TL: Estamos a lidar com um vírus ainda pouco conhecido, pelo que fazer conjeturas para o futuro é sempre incerto e arriscado. Uma coisa é certa, a vida não vai voltar ao “normal” como conhecíamos de um dia para o outro. É um processo e sim, provavelmente, nada será exatamente como era antes até se encontrarem soluções mais eficazes. No entanto, tal como disse, tudo é um processo e há inúmeros cientistas a trabalhar para perceber qual é a melhor orientação no futuro. Não irá ficar “tudo bem”, até porque a pandemia já mudou a vida de várias pessoas de forma definitiva, mas vamos acreditar que ficará tudo melhor.

AVE: O verão e o calor podem trazer um abrandamento do número de casos?

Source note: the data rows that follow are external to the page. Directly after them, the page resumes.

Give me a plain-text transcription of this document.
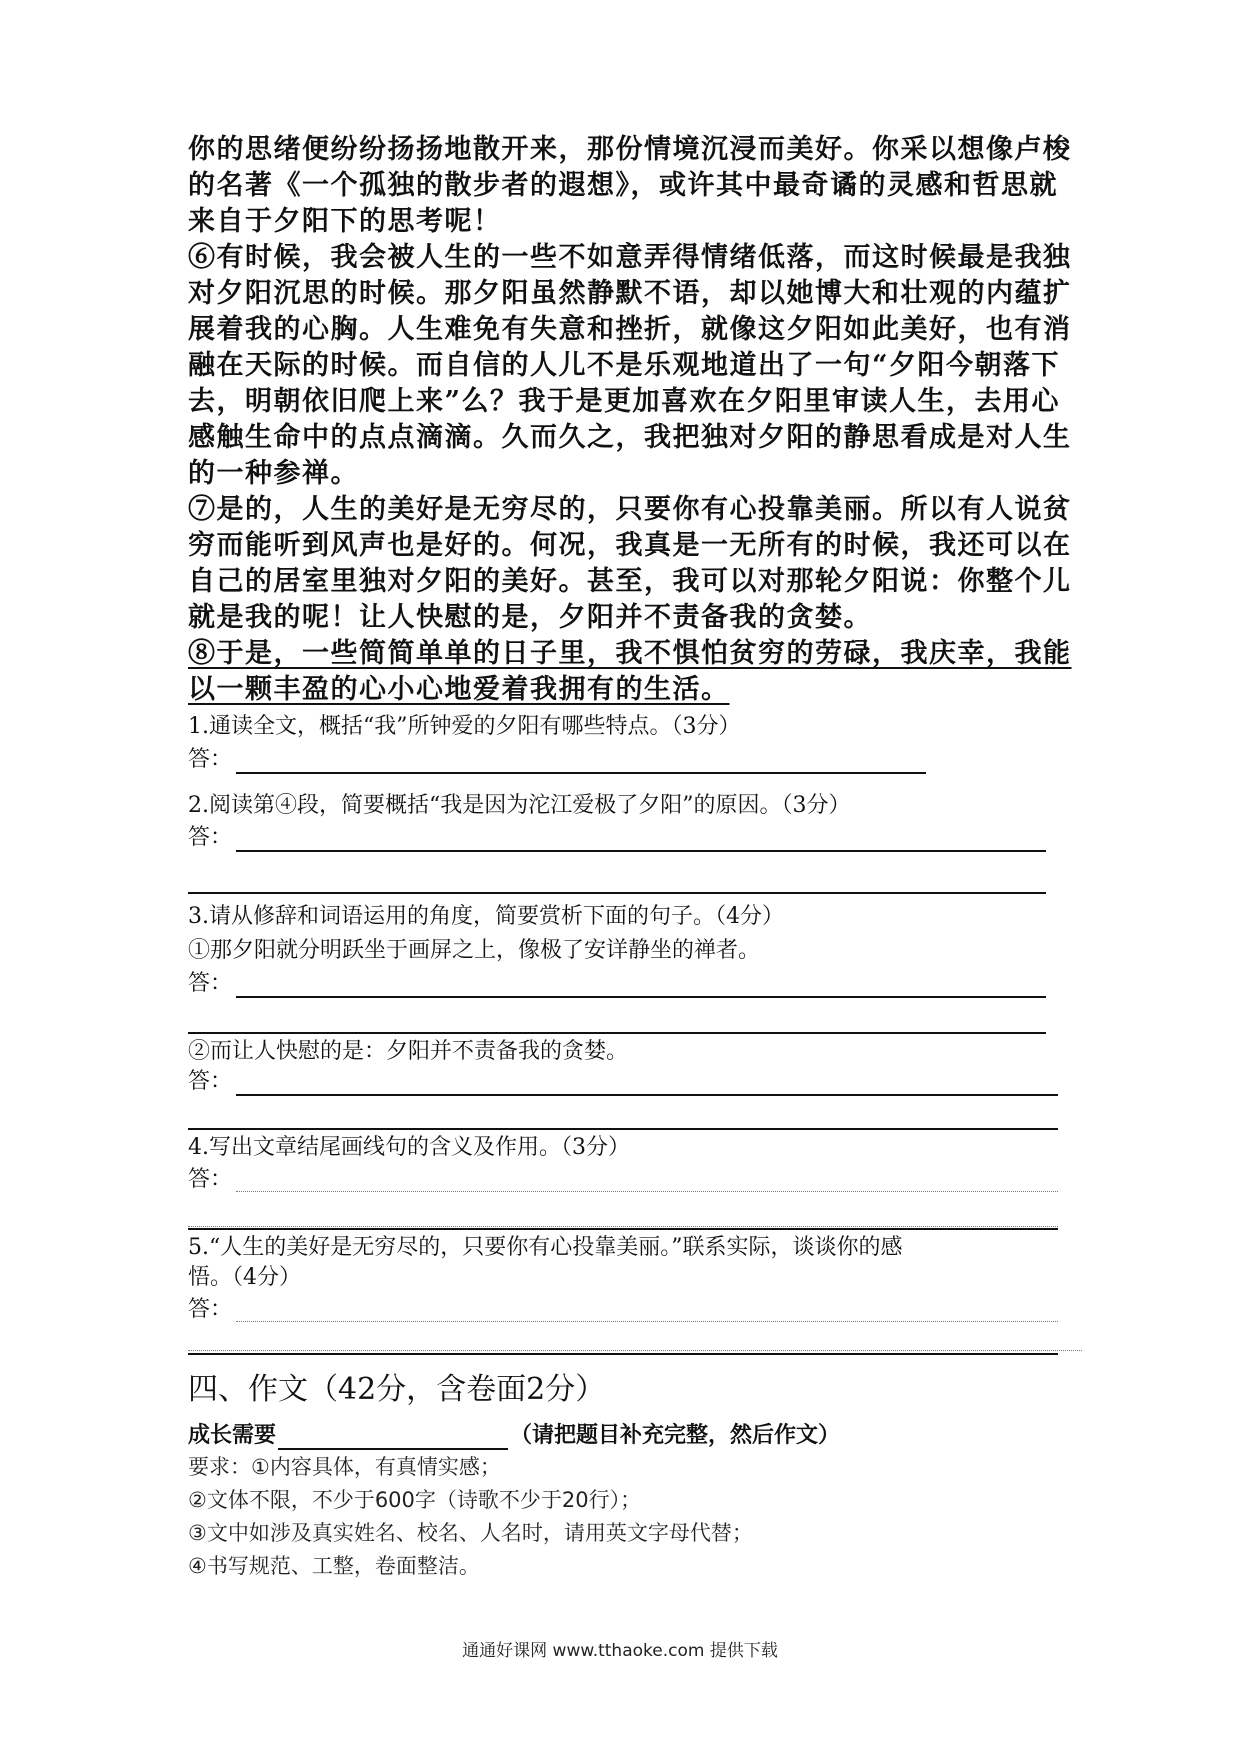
你的思绪便纷纷扬扬地散开来，那份情境沉浸而美好。你采以想像卢梭
的名著《一个孤独的散步者的遐想》，或许其中最奇谲的灵感和哲思就
来自于夕阳下的思考呢！
⑥有时候，我会被人生的一些不如意弄得情绪低落，而这时候最是我独
对夕阳沉思的时候。那夕阳虽然静默不语，却以她博大和壮观的内蕴扩
展着我的心胸。人生难免有失意和挫折，就像这夕阳如此美好，也有消
融在天际的时候。而自信的人儿不是乐观地道出了一句“夕阳今朝落下
去，明朝依旧爬上来”么？我于是更加喜欢在夕阳里审读人生，去用心
感触生命中的点点滴滴。久而久之，我把独对夕阳的静思看成是对人生
的一种参禅。
⑦是的，人生的美好是无穷尽的，只要你有心投靠美丽。所以有人说贫
穷而能听到风声也是好的。何况，我真是一无所有的时候，我还可以在
自己的居室里独对夕阳的美好。甚至，我可以对那轮夕阳说：你整个儿
就是我的呢！让人快慰的是，夕阳并不责备我的贪婪。
⑧于是，一些简简单单的日子里，我不惧怕贫穷的劳碌，我庆幸，我能
以一颗丰盈的心小心地爱着我拥有的生活。
1.通读全文，概括“我”所钟爱的夕阳有哪些特点。（3分）
答：
2.阅读第④段，简要概括“我是因为沱江爱极了夕阳”的原因。（3分）
答：
3.请从修辞和词语运用的角度，简要赏析下面的句子。（4分）
①那夕阳就分明跃坐于画屏之上，像极了安详静坐的禅者。
答：
②而让人快慰的是：夕阳并不责备我的贪婪。
答：
4.写出文章结尾画线句的含义及作用。（3分）
答：
5.“人生的美好是无穷尽的，只要你有心投靠美丽。”联系实际，谈谈你的感
悟。（4分）
答：
四、作文（42分，含卷面2分）
成长需要	（请把题目补充完整，然后作文）
要求：①内容具体，有真情实感；
②文体不限，不少于600字（诗歌不少于20行）；
③文中如涉及真实姓名、校名、人名时，请用英文字母代替；
④书写规范、工整，卷面整洁。
通通好课网 www.tthaoke.com 提供下载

TL: Esta é uma questão que tem sido debatida mas para a qual ainda não há respostas definitivas. Se por um lado se acredita que o vírus não se propaga com a mesma rapidez em ambientes com temperaturas mais altas, a verdade é que se tem assistido à grande afeção de vários países em que o clima é constantemente mais quente do que na Europa. Ainda assim, acredita-se que no verão, em Portugal, a situação fique mais controlada.

AVE: Comparando ainda os números do nosso país com os de outras nações verificamos que, em Portugal, a evolução da pandemia não tem tido, de certa forma, contornos tão drásticos como em países como Itália ou Espanha, por exemplo. Há uma explicação técnica para isso ou simplesmente deve-se ao comportamento cauteloso de todos nós face à pandemia?

TL: A progressão da pandemia em Portugal tem sido uma conjugação de diferentes fatores que, felizmente, nos tem permitido obter um cenário menos preocupante em relação a outros países. Pondo de parte elementos que não podemos controlar e dos quais não sabemos a real influência, a precocidade das medidas adotadas pelos portugueses, ainda antes das mesmas serem implementadas pelo governo português, parece ter sido um dos fatores mais relevantes na contenção da propagação do vírus. A organização dos serviços de saúde, desde os cuidados primários aos cuidados hospitalares, foi também um aspeto muito positivo no combate a esta pandemia.

AVE: Por último, que mensagens gostaria de passar aos nossos leitores enquanto profissional de saúde?

TL: Não querendo ser repetitiva, mas sendo impossível não o ser, fiquem em casa! Sigam escrupulosamente as indicações da Direção Geral de Saúde, das autoridades e do vosso médico. Não pensem que só acontece aos outros e que tudo isto são medidas exageradas. Mais do que nunca, temos de pensar não só de forma individual mas, também, como comunidade. Só assim conseguiremos ultrapassar esta situação da melhor forma possível!

Nota: Esta entrevista foi feita há já algum tempo, antes das autoridades de saúde terem, por exemplo, aconselhado o uso de máscara em locais públicos.